Ah, April. It brings a glut of top jumping action that all readers here absolutely adore, and we’ve still got Punchestown to go. But after that, and Sandown’s Finale day, the best racing in the British Isles turns to the Flat. Some of you might put the wallet away, and some may focus on the summer jumpers, but if you’re going to attack the Flat all summer, here are five pointers to make it pay.
Find your speciality
Just as there are many areas that punters will love during the jumps, there are equivalents on the Flat. You have tests of speed and stamina, and races that will inevitably suit one horse over another. A very effective way to make life easier for yourself is to find what sort of contests you find easiest to analyse and then focus on those.
Many Flat bettors will focus only on group/graded races, whilst some will also focus only the lucrative number of handicaps through the season. Just as with jump races, there are many different ratings bands – right from 0-50 to the very best Heritage Handicaps – and finding which category of handicaps can be a route to success as well.
Knowing your time of year is important. April and the early parts of may can be nightmarish for favourite backers with a whole host of reasons for top rated horses to under perform, but in strongly run races with fully fit field the cream can rise to the crop.
Know your trainers
Aidan O’Brien broke the world record for Group 1 winners trained in a calendar year in 2017, a remarkable achievement to add to so many for the Tipperary handler. However much of that success came through the summer and autumn and for many years O’Brien has used the early part of the season to get his best horses fit and use plenty of sighters before the classics. His current strike rate through the last two weeks is 14% (8 wins from 29 runners).
Charlie Appleby, meanwhile, has eight winners from his last 17 runners in the same period, including the winners of the Nell Gwyn and Craven Stakes. The Moulton handler has become very adept at starting the season well and given that many of his horses shipped to Dubai, thus escaping what was a very bad winter in Europe. Identifying trainers and their key target points – Mark Johnston at Glorious Goodwood is another – can be a very profitable source of winners through the season.
Follow the pace
The draw is a crucial part of Flat racing, but the large majority of races, especially handicaps which offer lucrative betting opportunities, will be heavily influenced by the pace of the race. Straight tracks such as Newbury, Ascot and Goodwood have many handicaps where the pace is likely to play just as big, if not more of a part, than the ground and this can also account for top level sprints too.
Use the data and tools
There has never been more data, tools and information available and much of it for free in racing. Now using it wisely is important, but data that one needed to gather painstakingly over hours of study is now available at the click of a button.

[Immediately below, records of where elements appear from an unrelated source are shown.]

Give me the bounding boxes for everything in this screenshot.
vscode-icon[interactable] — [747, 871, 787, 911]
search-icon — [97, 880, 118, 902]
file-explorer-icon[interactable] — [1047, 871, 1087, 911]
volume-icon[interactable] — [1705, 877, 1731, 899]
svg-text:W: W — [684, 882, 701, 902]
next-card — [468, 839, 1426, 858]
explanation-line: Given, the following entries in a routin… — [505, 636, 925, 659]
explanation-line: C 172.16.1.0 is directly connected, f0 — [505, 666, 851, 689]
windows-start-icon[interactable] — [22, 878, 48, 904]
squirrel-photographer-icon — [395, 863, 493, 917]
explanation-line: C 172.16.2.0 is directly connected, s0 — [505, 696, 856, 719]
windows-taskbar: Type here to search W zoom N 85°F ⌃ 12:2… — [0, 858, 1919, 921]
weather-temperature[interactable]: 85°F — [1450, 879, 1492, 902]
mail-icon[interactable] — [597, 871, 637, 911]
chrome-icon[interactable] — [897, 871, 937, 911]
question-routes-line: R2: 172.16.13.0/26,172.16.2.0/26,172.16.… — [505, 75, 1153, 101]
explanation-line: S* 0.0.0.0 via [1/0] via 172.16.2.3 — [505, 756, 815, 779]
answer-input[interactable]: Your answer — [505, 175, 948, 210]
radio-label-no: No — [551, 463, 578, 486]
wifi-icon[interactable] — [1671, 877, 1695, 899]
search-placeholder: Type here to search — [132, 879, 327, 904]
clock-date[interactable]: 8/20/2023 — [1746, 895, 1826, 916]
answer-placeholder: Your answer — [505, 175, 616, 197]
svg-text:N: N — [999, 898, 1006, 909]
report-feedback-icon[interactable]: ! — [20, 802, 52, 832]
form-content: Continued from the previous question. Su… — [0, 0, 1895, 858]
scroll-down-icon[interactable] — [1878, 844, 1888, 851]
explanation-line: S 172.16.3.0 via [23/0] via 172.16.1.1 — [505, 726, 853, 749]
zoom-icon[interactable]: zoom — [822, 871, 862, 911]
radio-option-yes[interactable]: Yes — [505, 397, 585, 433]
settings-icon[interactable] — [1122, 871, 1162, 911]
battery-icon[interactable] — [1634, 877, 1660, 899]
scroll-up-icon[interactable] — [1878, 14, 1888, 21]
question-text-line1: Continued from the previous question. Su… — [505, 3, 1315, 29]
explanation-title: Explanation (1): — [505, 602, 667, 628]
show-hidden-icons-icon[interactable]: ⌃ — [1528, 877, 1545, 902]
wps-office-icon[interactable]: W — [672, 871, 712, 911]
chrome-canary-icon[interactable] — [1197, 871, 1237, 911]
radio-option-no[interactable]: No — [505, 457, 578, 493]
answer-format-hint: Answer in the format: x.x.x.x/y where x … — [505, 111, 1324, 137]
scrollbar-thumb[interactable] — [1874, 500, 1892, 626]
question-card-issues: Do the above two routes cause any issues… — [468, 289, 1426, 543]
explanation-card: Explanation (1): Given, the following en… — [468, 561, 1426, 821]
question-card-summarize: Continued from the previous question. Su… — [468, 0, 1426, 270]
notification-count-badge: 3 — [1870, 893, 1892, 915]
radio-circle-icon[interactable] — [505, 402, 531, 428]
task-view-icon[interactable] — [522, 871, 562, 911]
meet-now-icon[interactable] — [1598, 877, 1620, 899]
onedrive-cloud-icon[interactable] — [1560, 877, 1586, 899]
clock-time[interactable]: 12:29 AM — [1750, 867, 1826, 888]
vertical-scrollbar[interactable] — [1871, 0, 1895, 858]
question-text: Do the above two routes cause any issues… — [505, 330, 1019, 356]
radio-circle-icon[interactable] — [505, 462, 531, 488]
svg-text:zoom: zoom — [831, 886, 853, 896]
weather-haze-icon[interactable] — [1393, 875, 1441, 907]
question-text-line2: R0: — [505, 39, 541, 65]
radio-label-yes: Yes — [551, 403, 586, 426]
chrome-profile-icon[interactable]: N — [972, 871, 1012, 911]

A good example of this is timing, which can not only tell you how fast a race was run, but when and which horse individually was quickest.
There are several resources for clock-watchers now but don’t limit yourself to timings with ratings services such as Racing Tracker available for those who want encyclopaedic knowledge at their fingertips.
A number of tools can help you work out your potential winnings including a Lucky 15 bet calculator.
Think about distances
The trip is always a crucial factor in racing – regardless of what discipline – and even the shortest changes can make all the difference. Look particularly for non-staying millers who drop down in trip, especially amongst the three-year-old generation who now have the Commonwealth Cup as a Royal Ascot target. This applies for all sorts of races too – Derby trial form can often be turned around when horses take a step up in trip and you can find value angles for stayers as well.